風紀委員Girls! 615
唯の後に続き家の中に入っていく航平。
玄関の扉は閉まり、姿は見えなくなった。
「追跡はここまでですね」
「さすがに中を覗くことはできないわね」
麻耶と純は再び車に乗り込んだ。
…小川家。
「兄貴…」
「何だ唯、思いつめたような顔して」
「また…友達が襲われたんだ」
「あ、ああ…何かそうらしいな…」
「まさかお兄ちゃん…今回のことに関わってはいないはよね?…」
「何を言い出すかと思えば…お前、そんなこと気にしてたのか?…」
「だって今回のこと…青山静香さんも拉致されたって聞いたから…」
「何言ってんだよ唯…いくら俺ら兄妹が青山家を怨んでいるからといって、そう軽はずみの行動を俺が取る訳無いだろ…」
言葉を濁す航平。
自分が顧問弁護士として関わっているところが関連しているとは、知られたくない。
「私は別に恨んでなんかいないよ…静香さんはいい人だってわかってし、みんな仲良くなれそうなんだから…」
「そ、そうか…」
航平は青海のOBである。
唯は青海に通っていた兄がいることを、周りには内緒にしていた。
まあ、唯が青山家に対してそう思えるようになったことは、感謝するべきことなのかもしれないが…

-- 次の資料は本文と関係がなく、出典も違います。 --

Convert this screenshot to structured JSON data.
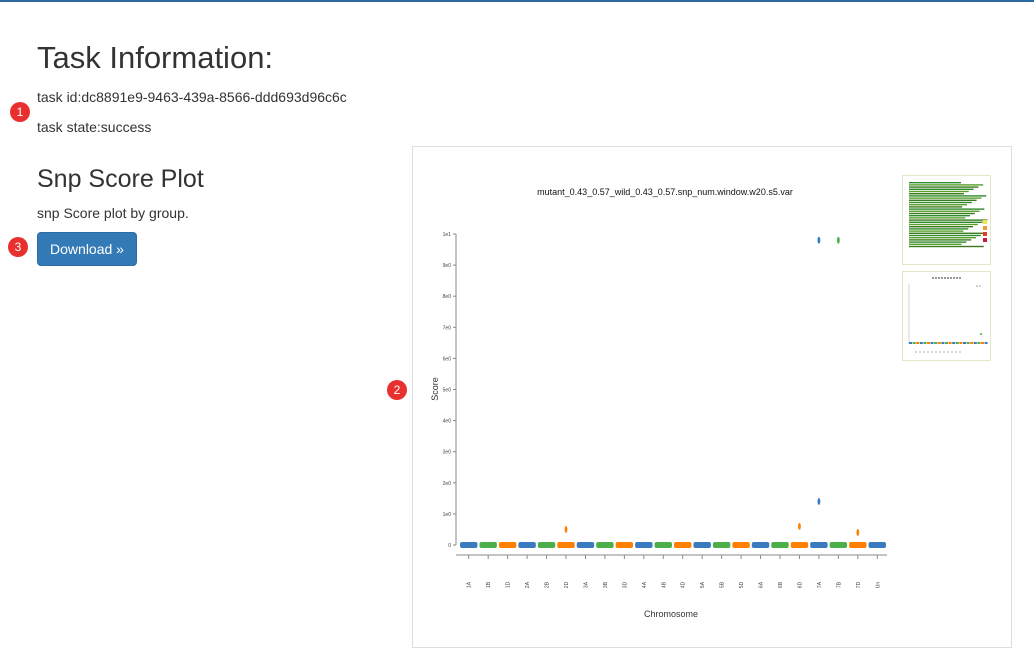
{
  "task": {
    "heading": "Task Information:",
    "id_text": "task id:dc8891e9-9463-439a-8566-ddd693d96c6c",
    "state_text": "task state:success"
  },
  "plot_section": {
    "heading": "Snp Score Plot",
    "description": "snp Score plot by group.",
    "download_label": "Download »"
  },
  "markers": [
    "1",
    "2",
    "3"
  ],
  "colors": {
    "topbar": "#2c6aa0",
    "button": "#337ab7",
    "marker": "#e8312f"
  },
  "chart_data": {
    "type": "scatter",
    "title": "mutant_0.43_0.57_wild_0.43_0.57.snp_num.window.w20.s5.var",
    "xlabel": "Chromosome",
    "ylabel": "Score",
    "ylim": [
      0,
      10
    ],
    "y_ticks": [
      "0",
      "1e0",
      "2e0",
      "3e0",
      "4e0",
      "5e0",
      "6e0",
      "7e0",
      "8e0",
      "9e0",
      "1e1"
    ],
    "categories": [
      "1A",
      "1B",
      "1D",
      "2A",
      "2B",
      "2D",
      "3A",
      "3B",
      "3D",
      "4A",
      "4B",
      "4D",
      "5A",
      "5B",
      "5D",
      "6A",
      "6B",
      "6D",
      "7A",
      "7B",
      "7D",
      "Un"
    ],
    "palette": [
      "#3a7bbf",
      "#4daf4a",
      "#ff7f00"
    ],
    "outliers": [
      {
        "chrom": "2D",
        "score": 0.5
      },
      {
        "chrom": "6D",
        "score": 0.6
      },
      {
        "chrom": "7A",
        "score": 9.8
      },
      {
        "chrom": "7A",
        "score": 1.4
      },
      {
        "chrom": "7B",
        "score": 9.8
      },
      {
        "chrom": "7D",
        "score": 0.4
      }
    ]
  },
  "thumbnails": [
    {
      "name": "heatmap-thumbnail"
    },
    {
      "name": "score-plot-thumbnail"
    }
  ]
}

航平はいつまで子供だと思っていた唯の成長に、父親のような眼差しで目を細める…
「だからお兄ちゃんも、もうあのことは忘れて…」
真っすぐな視線を向け、唯は航平に訴えかける…
もちろん唯とて青山家を恨む気持ちが全く無くなった訳では無かった。
だけどそれよりも、兄である航平のことが心配だったのだ…
青海はエリート候補生の集まり。
出世意欲の強いもの同士、雰囲気のよい校風とはいえないのが事実だ。
航平は、そんな中で酷い仕打ちを受けてきたものの一人…
それでも決して諦めることはせず、司法試験に合格し弁護士の資格を得た。
唯はそんな兄のことを心から尊敬していた。
板挟みされる思い。
青山家への恨みと、ノブアキに思いを寄せる親友・夏織の存在。